1 - Properties of Ceramics

Abstract

Although ceramic materials for technical applications have been known for more than two hundred years, specially designed synthetic ceramics—unlike materials of traditional composition, microstructure, and properties—have been developed since approximately 1970. Advanced ceramics require a fabrication route starting from chemically well-defined, fine, highly purified, and artificial raw materials. These materials are created for distinct applications in which other conventional materials like metals or polymers have failed. Due to the large variety of chemical, electrical, biological, and mechanical properties that ceramics currently exhibit, there is almost no social or industrial application without ceramics. In the electronic and manufacturing industries, as well as in technologies that require materials sustaining extremely high temperatures and corrosive environments, high-tech ceramics play the role of key materials; novel technologies, processes, and machines are finally made possible only by means of specially tailored ceramics.
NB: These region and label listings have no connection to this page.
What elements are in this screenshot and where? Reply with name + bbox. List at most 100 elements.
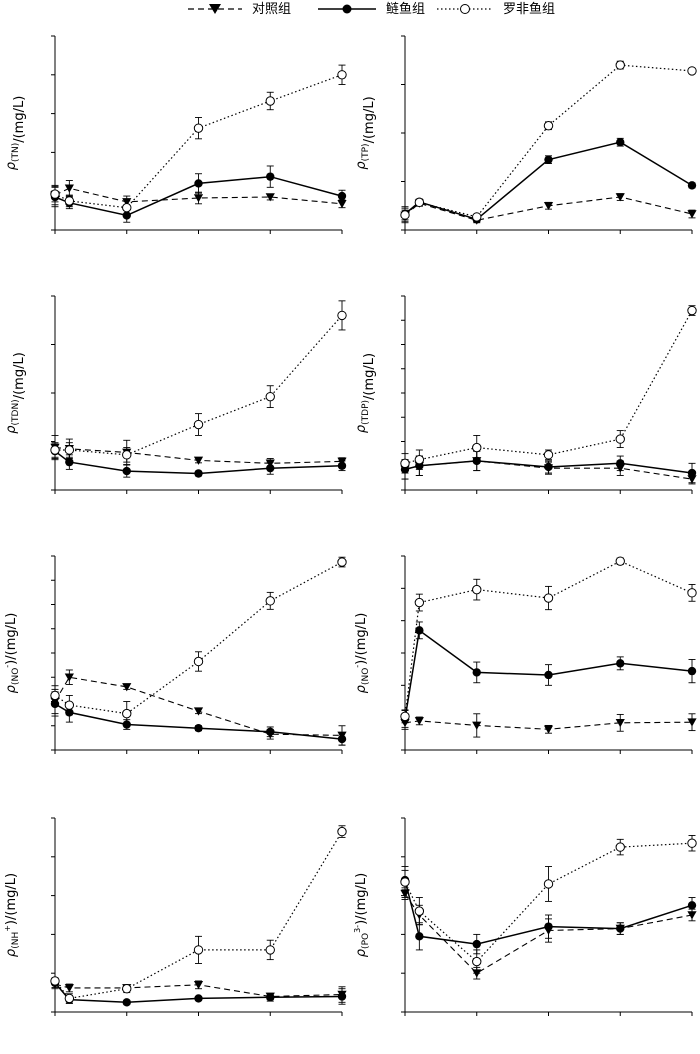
point-control xyxy=(543,201,554,211)
point-tilapia xyxy=(472,584,482,595)
chart-tdp: ρ(TDP)/(mg/L) xyxy=(354,295,697,494)
y-axis-label-symbol: ρ xyxy=(4,161,19,170)
point-tilapia xyxy=(193,945,204,955)
chart-panel-nh4: ρ(NH+)/(mg/L) xyxy=(0,804,350,1044)
point-silver-carp xyxy=(616,138,625,147)
point-tilapia xyxy=(265,945,275,955)
legend-item-control: 对照组 xyxy=(188,2,291,17)
point-tilapia xyxy=(687,838,697,848)
legend-marker-control xyxy=(209,4,221,14)
chart-panel-tp: ρ(TP)/(mg/L) xyxy=(350,22,700,262)
y-axis-label-symbol: ρ xyxy=(4,425,19,434)
y-axis-label-symbol: ρ xyxy=(354,948,369,957)
point-control xyxy=(193,456,204,465)
point-tilapia xyxy=(64,196,75,206)
point-silver-carp xyxy=(194,179,203,188)
chart-panel-tdp: ρ(TDP)/(mg/L) xyxy=(350,282,700,522)
point-tilapia xyxy=(337,826,347,837)
y-axis-label-unit: /(mg/L) xyxy=(362,96,377,143)
point-tilapia xyxy=(543,593,554,603)
y-axis-label-subscript: (NO xyxy=(361,668,371,685)
point-control xyxy=(64,184,74,193)
series-line-tilapia xyxy=(404,560,693,717)
chart-tp: ρ(TP)/(mg/L) xyxy=(354,35,697,234)
point-control xyxy=(193,981,204,990)
y-axis-label-unit: )/(mg/L) xyxy=(354,873,369,925)
point-tilapia xyxy=(615,434,625,444)
point-silver-carp xyxy=(337,992,347,1001)
y-axis-label-unit: )/(mg/L) xyxy=(4,613,19,665)
legend-marker-tilapia xyxy=(460,4,470,14)
point-tilapia xyxy=(687,66,697,76)
y-axis-label-superscript: 3- xyxy=(353,925,362,933)
point-control xyxy=(687,210,697,219)
point-silver-carp xyxy=(194,469,203,478)
y-axis-label-unit: /(mg/L) xyxy=(362,353,377,400)
point-tilapia xyxy=(615,60,625,70)
point-silver-carp xyxy=(472,456,481,466)
point-silver-carp xyxy=(266,463,275,473)
point-control xyxy=(193,194,204,203)
point-silver-carp xyxy=(266,993,275,1002)
point-tilapia xyxy=(400,210,410,220)
point-control xyxy=(615,193,625,202)
y-axis-label-symbol: ρ xyxy=(354,161,369,170)
chart-panel-tdn: ρ(TDN)/(mg/L) xyxy=(0,282,350,522)
point-tilapia xyxy=(193,123,204,133)
series-line-control xyxy=(54,676,343,736)
y-axis-label-subscript: (TDP) xyxy=(361,400,371,425)
chart-no3: ρ(NO-)/(mg/L) xyxy=(3,555,347,754)
legend-item-tilapia: 罗非鱼组 xyxy=(437,1,555,17)
point-silver-carp xyxy=(472,939,481,949)
point-tilapia xyxy=(543,121,554,131)
y-axis-label-subscript: (TP) xyxy=(361,143,371,161)
point-silver-carp xyxy=(544,155,553,164)
point-tilapia xyxy=(265,391,275,402)
series-line-tilapia xyxy=(54,561,343,715)
y-axis-label: ρ(NO-)/(mg/L) xyxy=(353,613,371,694)
point-silver-carp xyxy=(544,462,553,472)
legend-label-tilapia: 罗非鱼组 xyxy=(503,1,555,17)
point-control xyxy=(414,717,424,726)
point-tilapia xyxy=(64,993,75,1004)
y-axis-label-symbol: ρ xyxy=(354,684,369,693)
point-tilapia xyxy=(50,189,60,199)
point-silver-carp xyxy=(544,670,553,680)
point-tilapia xyxy=(615,556,625,566)
point-silver-carp xyxy=(194,994,203,1003)
y-axis-label: ρ(TDN)/(mg/L) xyxy=(4,352,27,434)
point-tilapia xyxy=(122,708,132,719)
point-silver-carp xyxy=(687,468,697,478)
point-tilapia xyxy=(64,445,75,455)
y-axis-label-subscript: (TN) xyxy=(11,143,21,162)
chart-panel-no3: ρ(NO-)/(mg/L) xyxy=(0,542,350,782)
y-axis-label-unit: )/(mg/L) xyxy=(4,873,19,925)
point-tilapia xyxy=(337,310,347,321)
y-axis-label-symbol: ρ xyxy=(4,948,19,957)
point-control xyxy=(615,719,625,728)
point-silver-carp xyxy=(472,668,481,677)
legend: 对照组 鲢鱼组 罗非鱼组 xyxy=(0,0,700,22)
point-silver-carp xyxy=(544,922,553,931)
point-tilapia xyxy=(122,450,132,460)
point-tilapia xyxy=(400,877,410,887)
series-line-control xyxy=(404,720,693,730)
series-line-tilapia xyxy=(54,831,343,1000)
y-axis-label-subscript: (PO xyxy=(361,933,371,949)
y-axis-label: ρ(TN)/(mg/L) xyxy=(4,96,27,171)
series-line-tilapia xyxy=(55,315,343,456)
point-tilapia xyxy=(472,956,482,967)
point-tilapia xyxy=(687,588,697,598)
legend-item-silver-carp: 鲢鱼组 xyxy=(318,1,425,17)
point-silver-carp xyxy=(687,666,697,676)
y-axis-label-subscript: (NO xyxy=(11,668,21,685)
point-tilapia xyxy=(543,450,554,460)
point-tilapia xyxy=(265,596,275,606)
series-line-tilapia xyxy=(404,310,693,464)
point-tilapia xyxy=(543,879,554,889)
point-tilapia xyxy=(472,212,482,222)
point-tilapia xyxy=(265,96,275,106)
chart-nh4: ρ(NH+)/(mg/L) xyxy=(3,817,347,1016)
point-tilapia xyxy=(193,656,204,667)
point-silver-carp xyxy=(415,932,424,941)
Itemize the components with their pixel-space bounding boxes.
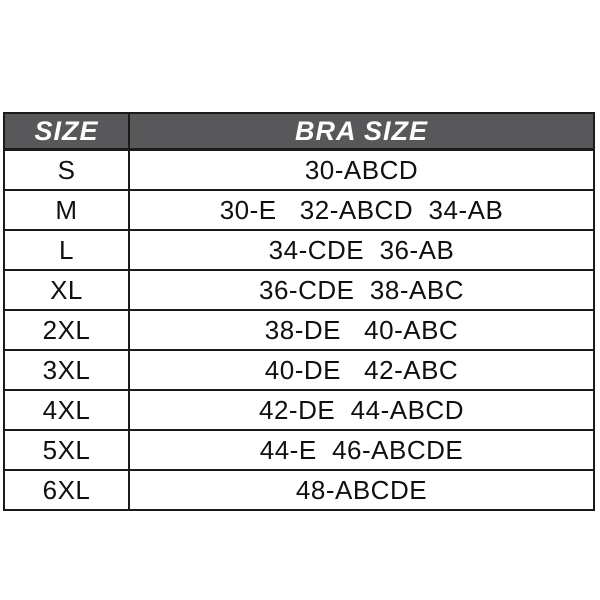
bra-size-cell: 34-CDE 36-AB bbox=[128, 229, 595, 271]
size-cell: 5XL bbox=[3, 429, 130, 471]
table-row: 5XL 44-E 46-ABCDE bbox=[3, 429, 595, 471]
size-cell: 2XL bbox=[3, 309, 130, 351]
table-row: S 30-ABCD bbox=[3, 148, 595, 191]
size-cell: XL bbox=[3, 269, 130, 311]
size-cell: M bbox=[3, 189, 130, 231]
header-row: SIZE BRA SIZE bbox=[3, 112, 595, 151]
table-row: 4XL 42-DE 44-ABCD bbox=[3, 389, 595, 431]
size-cell: L bbox=[3, 229, 130, 271]
bra-size-cell: 30-ABCD bbox=[128, 148, 595, 191]
size-cell: 4XL bbox=[3, 389, 130, 431]
bra-size-cell: 40-DE 42-ABC bbox=[128, 349, 595, 391]
column-header-size: SIZE bbox=[3, 112, 130, 151]
table-row: 3XL 40-DE 42-ABC bbox=[3, 349, 595, 391]
table-row: 2XL 38-DE 40-ABC bbox=[3, 309, 595, 351]
bra-size-cell: 44-E 46-ABCDE bbox=[128, 429, 595, 471]
size-cell: 6XL bbox=[3, 469, 130, 511]
size-chart-table: SIZE BRA SIZE S 30-ABCD M 30-E 32-ABCD 3… bbox=[3, 112, 595, 511]
bra-size-cell: 48-ABCDE bbox=[128, 469, 595, 511]
bra-size-cell: 30-E 32-ABCD 34-AB bbox=[128, 189, 595, 231]
bra-size-cell: 38-DE 40-ABC bbox=[128, 309, 595, 351]
column-header-bra-size: BRA SIZE bbox=[128, 112, 595, 151]
table-row: L 34-CDE 36-AB bbox=[3, 229, 595, 271]
size-cell: S bbox=[3, 148, 130, 191]
bra-size-cell: 36-CDE 38-ABC bbox=[128, 269, 595, 311]
table-row: M 30-E 32-ABCD 34-AB bbox=[3, 189, 595, 231]
table-row: 6XL 48-ABCDE bbox=[3, 469, 595, 511]
bra-size-cell: 42-DE 44-ABCD bbox=[128, 389, 595, 431]
table-row: XL 36-CDE 38-ABC bbox=[3, 269, 595, 311]
size-cell: 3XL bbox=[3, 349, 130, 391]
Surprisingly, this development was initiated by metal scientists or—more precisely—by powder metallurgists rather than by traditional ceramists. The reason for this is that the manufacturing route used for the production of metallic parts by powder molding and compaction followed by subsequent consolidation by a heat treatment (sintering), was investigated fundamentally since the turn of the century for steel, refractory metals—and since 1920—for hard metals, which could not be cast or molded otherwise.